American businessman (born 1948)

Kenny A. Troutt (born 1948) is an American businessman. He founded Excel Communications, a Texas-based telecommunications company that offered long distance phone service. Troutt became a billionaire in 1998 when Excel was sold to Teleglobe for US$3.5 billion. As of March 2025, Forbes estimated his net worth at US$1.7 billion.

Troutt is the sole owner of WinStar Farm, an elite 2,600 acre thoroughbred horse farm in Versailles, Kentucky. He is also the chairman of Mt. Vernon Investments in Dallas, Texas. Troutt won the 13th Triple Crown with Justify, Kentucky Derby twice, Preakness Stakes once, and the Belmont Stakes three times. Some notable stallions from Winstar Farm include Super Saver, winner of the 2010 Kentucky Derby; Drosselmeyer, winner of the 2010 Belmont Stakes; Creator, winner of the 2016 Belmont Stakes; and Justify, winner of the 13th Triple Crown.
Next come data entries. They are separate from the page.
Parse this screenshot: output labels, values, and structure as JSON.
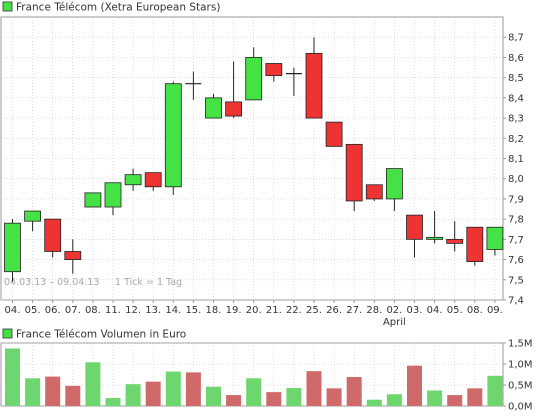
{
  "colors": {
    "up": "#44e244",
    "down": "#ee3333",
    "vol_up": "#6ed66e",
    "vol_down": "#d06a6a",
    "grid": "#c8c8c8",
    "frame": "#9a9a9a",
    "text": "#333333"
  },
  "chart_data": [
    {
      "type": "candlestick",
      "title": "France Télécom (Xetra European Stars)",
      "legend_marker": "square",
      "period_label": "04.03.13 – 09.04.13",
      "tick_label": "1 Tick = 1 Tag",
      "categories": [
        "04.",
        "05.",
        "06.",
        "07.",
        "08.",
        "11.",
        "12.",
        "13.",
        "14.",
        "15.",
        "18.",
        "19.",
        "20.",
        "21.",
        "22.",
        "25.",
        "26.",
        "27.",
        "28.",
        "02.",
        "03.",
        "04.",
        "05.",
        "08.",
        "09."
      ],
      "x_sublabels": [
        {
          "index": 19,
          "text": "April"
        }
      ],
      "ylim": [
        7.4,
        8.8
      ],
      "yticks": [
        7.4,
        7.5,
        7.6,
        7.7,
        7.8,
        7.9,
        8.0,
        8.1,
        8.2,
        8.3,
        8.4,
        8.5,
        8.6,
        8.7
      ],
      "ytick_labels": [
        "7,4",
        "7,5",
        "7,6",
        "7,7",
        "7,8",
        "7,9",
        "8,0",
        "8,1",
        "8,2",
        "8,3",
        "8,4",
        "8,5",
        "8,6",
        "8,7"
      ],
      "grid": true,
      "candles": [
        {
          "o": 7.54,
          "h": 7.8,
          "l": 7.49,
          "c": 7.78
        },
        {
          "o": 7.79,
          "h": 7.84,
          "l": 7.74,
          "c": 7.84
        },
        {
          "o": 7.8,
          "h": 7.8,
          "l": 7.61,
          "c": 7.64
        },
        {
          "o": 7.64,
          "h": 7.7,
          "l": 7.53,
          "c": 7.6
        },
        {
          "o": 7.86,
          "h": 7.93,
          "l": 7.86,
          "c": 7.93
        },
        {
          "o": 7.86,
          "h": 7.98,
          "l": 7.82,
          "c": 7.98
        },
        {
          "o": 7.97,
          "h": 8.05,
          "l": 7.94,
          "c": 8.02
        },
        {
          "o": 8.03,
          "h": 8.03,
          "l": 7.94,
          "c": 7.96
        },
        {
          "o": 7.96,
          "h": 8.48,
          "l": 7.92,
          "c": 8.47
        },
        {
          "o": 8.47,
          "h": 8.53,
          "l": 8.39,
          "c": 8.47
        },
        {
          "o": 8.3,
          "h": 8.42,
          "l": 8.3,
          "c": 8.4
        },
        {
          "o": 8.38,
          "h": 8.58,
          "l": 8.3,
          "c": 8.31
        },
        {
          "o": 8.39,
          "h": 8.65,
          "l": 8.39,
          "c": 8.6
        },
        {
          "o": 8.57,
          "h": 8.57,
          "l": 8.48,
          "c": 8.51
        },
        {
          "o": 8.52,
          "h": 8.55,
          "l": 8.41,
          "c": 8.52
        },
        {
          "o": 8.62,
          "h": 8.7,
          "l": 8.3,
          "c": 8.3
        },
        {
          "o": 8.28,
          "h": 8.28,
          "l": 8.16,
          "c": 8.16
        },
        {
          "o": 8.17,
          "h": 8.17,
          "l": 7.84,
          "c": 7.89
        },
        {
          "o": 7.97,
          "h": 7.97,
          "l": 7.89,
          "c": 7.9
        },
        {
          "o": 7.9,
          "h": 8.05,
          "l": 7.84,
          "c": 8.05
        },
        {
          "o": 7.82,
          "h": 7.82,
          "l": 7.61,
          "c": 7.7
        },
        {
          "o": 7.7,
          "h": 7.84,
          "l": 7.68,
          "c": 7.71
        },
        {
          "o": 7.7,
          "h": 7.79,
          "l": 7.64,
          "c": 7.68
        },
        {
          "o": 7.76,
          "h": 7.76,
          "l": 7.57,
          "c": 7.59
        },
        {
          "o": 7.65,
          "h": 7.76,
          "l": 7.62,
          "c": 7.76
        }
      ]
    },
    {
      "type": "bar",
      "title": "France Télécom Volumen in Euro",
      "legend_marker": "square",
      "ylim": [
        0,
        1.5
      ],
      "yticks": [
        0,
        0.5,
        1.0,
        1.5
      ],
      "ytick_labels": [
        "0,0M",
        "0,5M",
        "1,0M",
        "1,5M"
      ],
      "grid": true,
      "values": [
        1.37,
        0.66,
        0.7,
        0.48,
        1.04,
        0.19,
        0.52,
        0.58,
        0.82,
        0.8,
        0.46,
        0.26,
        0.66,
        0.33,
        0.43,
        0.83,
        0.42,
        0.69,
        0.15,
        0.28,
        0.96,
        0.37,
        0.26,
        0.42,
        0.72
      ],
      "directions": [
        "up",
        "up",
        "down",
        "down",
        "up",
        "up",
        "up",
        "down",
        "up",
        "down",
        "up",
        "down",
        "up",
        "down",
        "up",
        "down",
        "down",
        "down",
        "up",
        "up",
        "down",
        "up",
        "down",
        "down",
        "up"
      ]
    }
  ]
}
Troutt is a major Republican donor and has contributed to American Crossroads, Rick Perry, Rick Santorum, and "Kentuckians for Strong Leadership", a super PAC backing Mitch McConnell. Together with his spouse, Troutt contributed $1.7 million to Donald Trump's 2020 presidential campaign. As of April 19, 2022, Troutt has donated $1,409,651, to Texas Republican candidates Greg Abbott, Ken Paxton, and Dan Patrick. Troutt's son, Preston, has also donated to Republican Party candidates.

Troutt graduated from Southern Illinois University Carbondale in 1971, where he was a member of Tau Kappa Epsilon fraternity.

In 2005, Troutt started the first of three youth basketball teams, known as the Titans, for his sons and the son of a business partner. The teams have an annual budget of $3 million.